I went to an art show in the Ukrainian Village neighborhood of Chicago, which I pictured was a bunch of aristocrats in a giant white room, discussing paintings while loosely gripping their wine sifters, not looking at one another, just transfixed on what looks to the untrained eye to be a sloppy figure eight, but in reality you could bullshit your way through convincing someone it's a statement about America's caloric intake.  I really wanted to be that guy for the evening.  I even put on a (probably fake) velvet sport coat that a guest left in my old apartment a few years back.

It turns out it was just a hole in the wall bar with PBR on tap and a few paintings on the walls, one above the CSI pinball machine.  But this place was familiar to me.  Yes!  That was around the third and for sure the last bar I made it to the night of my first marathon.  When you run that much, a few beers can knock you on your ass, but I do remember being there because there was a stocky Latino and/or Black (can't remember for sure) guy sweating his ass off dancing around by himself tirelessly from one end of the bar to the other in a style that was equal parts rave party and Tai Chi.  He seemed to really annoy the bartender every time he would come within a few feet of him, but you can't really throw him out because he wasn't drunk or causing any trouble.  Dude just liked to dance.  He told my buddy HLP (Heterosexual Life Partner) and myself that it was his own brand of dance that he invented.  He didn't seem to have many friends.

Here is the shit hole in question.  An unlikely spot for a high class art exhibit. 

I texted HLP to ask him if Rainbo Club was the same place we went into that night with the silly man dancing around like the place like a sweaty karate raver.

"Ah, yes.  Tae Kwon Flow."

After that I just left because HLP made it clear that there was no way I was going to have a funnier night in that joint than that night. 

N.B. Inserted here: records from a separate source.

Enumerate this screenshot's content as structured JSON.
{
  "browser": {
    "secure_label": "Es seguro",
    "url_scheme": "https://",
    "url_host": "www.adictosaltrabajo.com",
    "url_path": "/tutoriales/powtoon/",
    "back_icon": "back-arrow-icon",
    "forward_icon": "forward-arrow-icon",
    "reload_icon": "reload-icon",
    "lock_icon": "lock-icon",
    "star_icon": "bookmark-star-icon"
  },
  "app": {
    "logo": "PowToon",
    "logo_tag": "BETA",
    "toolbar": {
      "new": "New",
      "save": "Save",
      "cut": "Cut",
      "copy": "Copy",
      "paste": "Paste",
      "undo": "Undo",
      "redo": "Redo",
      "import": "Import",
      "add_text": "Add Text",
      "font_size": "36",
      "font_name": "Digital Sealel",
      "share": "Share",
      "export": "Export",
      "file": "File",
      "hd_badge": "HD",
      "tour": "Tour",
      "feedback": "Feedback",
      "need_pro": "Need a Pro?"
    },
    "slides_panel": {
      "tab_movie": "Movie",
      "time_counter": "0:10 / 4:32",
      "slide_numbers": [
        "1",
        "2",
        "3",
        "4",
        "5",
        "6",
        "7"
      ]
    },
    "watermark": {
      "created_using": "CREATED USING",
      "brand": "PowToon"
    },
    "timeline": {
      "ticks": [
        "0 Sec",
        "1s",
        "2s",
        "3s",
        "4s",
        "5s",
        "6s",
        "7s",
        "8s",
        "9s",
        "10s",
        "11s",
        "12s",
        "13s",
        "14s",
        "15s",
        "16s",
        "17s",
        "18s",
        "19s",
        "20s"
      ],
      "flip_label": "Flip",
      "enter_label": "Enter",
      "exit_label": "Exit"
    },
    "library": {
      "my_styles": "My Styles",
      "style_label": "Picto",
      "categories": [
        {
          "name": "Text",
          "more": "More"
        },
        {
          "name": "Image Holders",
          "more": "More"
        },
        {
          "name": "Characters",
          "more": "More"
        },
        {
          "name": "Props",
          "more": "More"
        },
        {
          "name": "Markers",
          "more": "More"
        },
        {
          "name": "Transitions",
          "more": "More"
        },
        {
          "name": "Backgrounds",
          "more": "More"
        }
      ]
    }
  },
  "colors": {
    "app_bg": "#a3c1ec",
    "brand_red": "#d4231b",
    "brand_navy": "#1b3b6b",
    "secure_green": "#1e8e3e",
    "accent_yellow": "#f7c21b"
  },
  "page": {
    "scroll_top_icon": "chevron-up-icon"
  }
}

Wednesday, September 12, 2012

Coming Soon to The Liars Club . . .

1. The Liars will all drink the shot of free whiskey offered at a bar called Stanley's . . .

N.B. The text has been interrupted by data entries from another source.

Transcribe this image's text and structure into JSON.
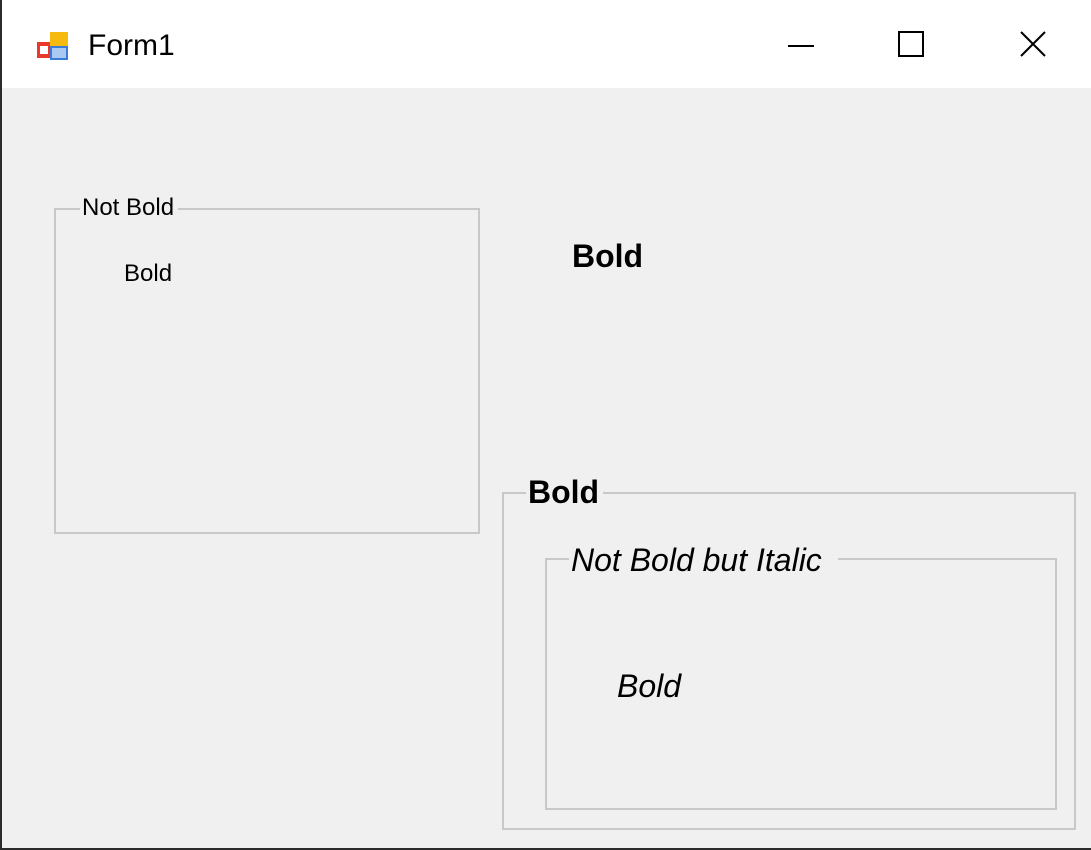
{
  "window": {
    "title": "Form1",
    "icon": "winforms-app-icon",
    "caption_buttons": {
      "minimize": "minimize-icon",
      "maximize": "maximize-icon",
      "close": "close-icon"
    }
  },
  "form": {
    "groupbox_left": {
      "caption": "Not Bold",
      "label": "Bold"
    },
    "label_right": "Bold",
    "groupbox_outer": {
      "caption": "Bold",
      "groupbox_inner": {
        "caption": "Not Bold but Italic",
        "label": "Bold"
      }
    }
  },
  "colors": {
    "client_background": "#f0f0f0",
    "groupbox_border": "#c8c8c8",
    "title_background": "#ffffff"
  }
}
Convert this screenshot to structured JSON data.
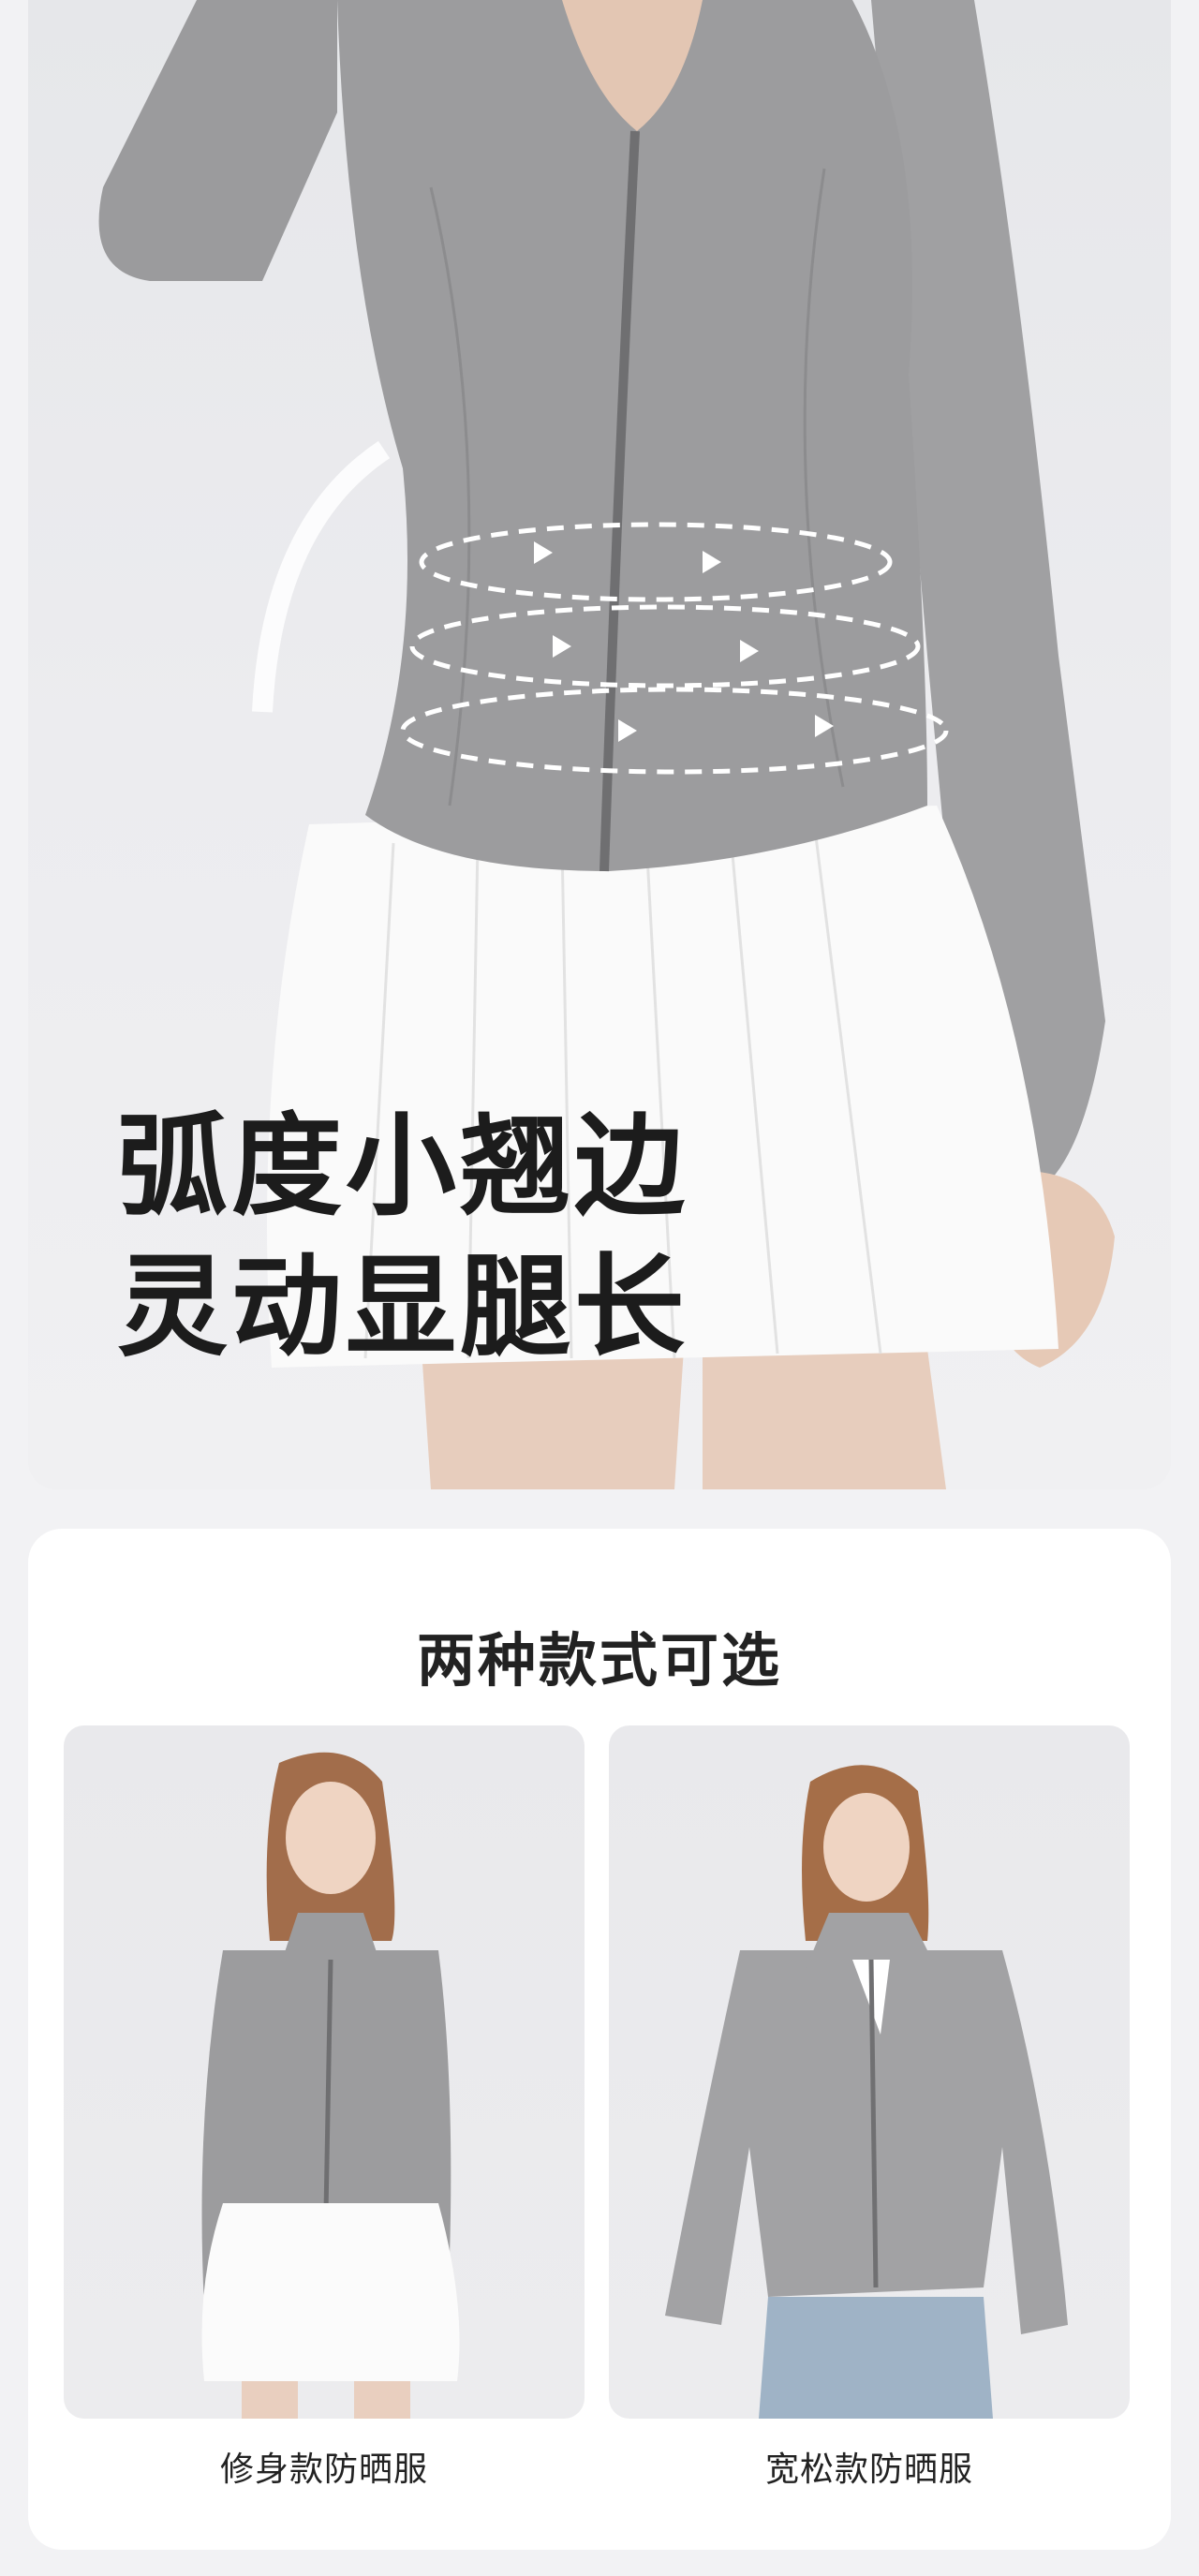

2. The Liars will travel to a convenient store which, according to our good friend Johnny Choo Choo Train, sells loose cigarettes.

3. The Liars step into the new location of The Wild Hare, a famous Chicago reggae bar which often smells like the devil's cabbage.

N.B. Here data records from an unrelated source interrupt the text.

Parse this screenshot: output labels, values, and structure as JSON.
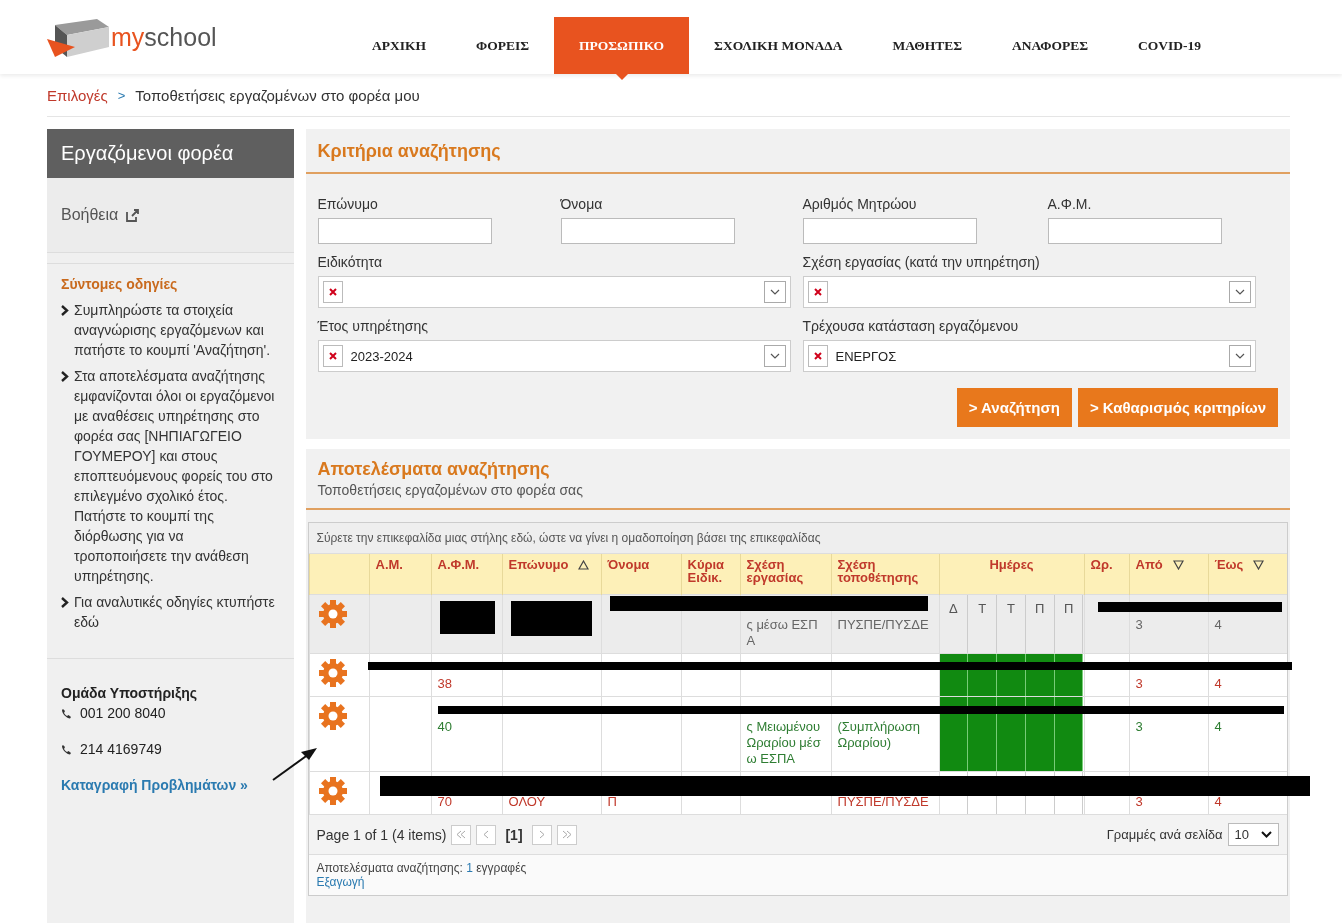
{
  "header": {
    "logo": {
      "first": "my",
      "second": "school"
    },
    "nav": [
      {
        "label": "ΑΡΧΙΚΗ",
        "selected": false
      },
      {
        "label": "ΦΟΡΕΙΣ",
        "selected": false
      },
      {
        "label": "ΠΡΟΣΩΠΙΚΟ",
        "selected": true
      },
      {
        "label": "ΣΧΟΛΙΚΗ ΜΟΝΑΔΑ",
        "selected": false
      },
      {
        "label": "ΜΑΘΗΤΕΣ",
        "selected": false
      },
      {
        "label": "ΑΝΑΦΟΡΕΣ",
        "selected": false
      },
      {
        "label": "COVID-19",
        "selected": false
      }
    ]
  },
  "breadcrumb": {
    "link": "Επιλογές",
    "separator": ">",
    "current": "Τοποθετήσεις εργαζομένων στο φορέα μου"
  },
  "sidebar": {
    "title": "Εργαζόμενοι φορέα",
    "help": "Βοήθεια",
    "tips_title": "Σύντομες οδηγίες",
    "tips": [
      "Συμπληρώστε τα στοιχεία αναγνώρισης εργαζόμενων και πατήστε το κουμπί 'Αναζήτηση'.",
      "Στα αποτελέσματα αναζήτησης εμφανίζονται όλοι οι εργαζόμενοι με αναθέσεις υπηρέτησης στο φορέα σας [ΝΗΠΙΑΓΩΓΕΙΟ ΓΟΥΜΕΡΟΥ] και στους εποπτευόμενους φορείς του στο επιλεγμένο σχολικό έτος. Πατήστε το κουμπί της διόρθωσης για να τροποποιήσετε την ανάθεση υπηρέτησης.",
      "Για αναλυτικές οδηγίες κτυπήστε εδώ"
    ],
    "support": {
      "title": "Ομάδα Υποστήριξης",
      "phones": [
        "001 200 8040",
        "214 4169749"
      ],
      "link": "Καταγραφή Προβλημάτων »"
    }
  },
  "criteria": {
    "title": "Κριτήρια αναζήτησης",
    "fields": [
      {
        "kind": "text",
        "label": "Επώνυμο"
      },
      {
        "kind": "text",
        "label": "Όνομα"
      },
      {
        "kind": "text",
        "label": "Αριθμός Μητρώου"
      },
      {
        "kind": "text",
        "label": "Α.Φ.Μ."
      },
      {
        "kind": "select",
        "label": "Ειδικότητα"
      },
      {
        "kind": "select",
        "label": "Σχέση εργασίας (κατά την υπηρέτηση)"
      },
      {
        "kind": "select",
        "label": "Έτος υπηρέτησης",
        "value": "2023-2024"
      },
      {
        "kind": "select",
        "label": "Τρέχουσα κατάσταση εργαζόμενου",
        "value": "ΕΝΕΡΓΟΣ"
      }
    ],
    "buttons": [
      "> Αναζήτηση",
      "> Καθαρισμός κριτηρίων"
    ]
  },
  "results": {
    "title": "Αποτελέσματα αναζήτησης",
    "subtitle": "Τοποθετήσεις εργαζομένων στο φορέα σας",
    "group_hint": "Σύρετε την επικεφαλίδα μιας στήλης εδώ, ώστε να γίνει η ομαδοποίηση βάσει της επικεφαλίδας",
    "columns": [
      {
        "kind": "text",
        "label": "Α.Μ."
      },
      {
        "kind": "text",
        "label": "Α.Φ.Μ."
      },
      {
        "kind": "text",
        "label": "Επώνυμο",
        "sorted_ascending": true
      },
      {
        "kind": "text",
        "label": "Όνομα"
      },
      {
        "kind": "text",
        "label": "Κύρια Ειδικ."
      },
      {
        "kind": "text",
        "label": "Σχέση εργασίας"
      },
      {
        "kind": "text",
        "label": "Σχέση τοποθέτησης"
      },
      {
        "kind": "days",
        "label": "Ημέρες"
      },
      {
        "kind": "text",
        "label": "Ωρ."
      },
      {
        "kind": "text",
        "label": "Από",
        "filterable": true
      },
      {
        "kind": "text",
        "label": "Έως",
        "filterable": true
      }
    ],
    "rows": [
      {
        "color": "#666666",
        "shaded": true,
        "days_active": false,
        "days": [
          "Δ",
          "Τ",
          "Τ",
          "Π",
          "Π"
        ],
        "cells": [
          "",
          "",
          "",
          "",
          "",
          "ς μέσω ΕΣΠΑ",
          "ΠΥΣΠΕ/ΠΥΣΔΕ",
          "",
          "",
          "3",
          "4"
        ]
      },
      {
        "color": "#c0392b",
        "shaded": false,
        "days_active": true,
        "cells": [
          "",
          "38",
          "",
          "",
          "",
          "",
          "",
          "",
          "",
          "3",
          "4"
        ]
      },
      {
        "color": "#2e7d32",
        "shaded": false,
        "days_active": true,
        "cells": [
          "",
          "40",
          "",
          "",
          "",
          "ς Μειωμένου Ωραρίου μέσω ΕΣΠΑ",
          "(Συμπλήρωση Ωραρίου)",
          "",
          "",
          "3",
          "4"
        ]
      },
      {
        "color": "#c0392b",
        "shaded": false,
        "days_active": false,
        "cells": [
          "",
          "70",
          "ΟΛΟΥ",
          "Π",
          "",
          "",
          "ΠΥΣΠΕ/ΠΥΣΔΕ",
          "",
          "",
          "3",
          "4"
        ]
      }
    ],
    "pager": {
      "info": "Page 1 of 1 (4 items)",
      "current": "[1]",
      "page_size_label": "Γραμμές ανά σελίδα",
      "page_size": "10"
    },
    "summary": {
      "label": "Αποτελέσματα αναζήτησης:",
      "count": "1",
      "unit": "εγγραφές"
    },
    "export": "Εξαγωγή"
  }
}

4. Any other Chicago projects that you think they should undertake? 

Tuesday, September 4, 2012

Rape HQ: FBI? This according to Downtown Whistleblower

Anyone ever seen this guy downtown? I've only seen him in the loop, generally in the vicinity of Daley Plaza. Today he was at the NE corner of Clark and Washington. He literally blows a double-toot on his whistle every minute, his sign says something about the FBI being a rape headquarters, and his yellow smock reads something about Obama and the American flag. The only thing I can figure out is that his hat indicates he's a dad. Luckily, my dad lives in California, so at least this dude's not related to me. But seriously, who is he and exactly what is he protesting?

As I stood across the street to take this picture I had other questions about this man (I probably looked like a creepy office worker, but I'm hoping I looked dowdy enough after the holiday weekend to look like a creepy tourist, but I digress...). For example, he is really tan from standing outside all day, so what SPF does he use? Does he use any sunblock at all?!? Where does he go to pee? Does he switch off between Starbucks and Lavazza? I need answers, people!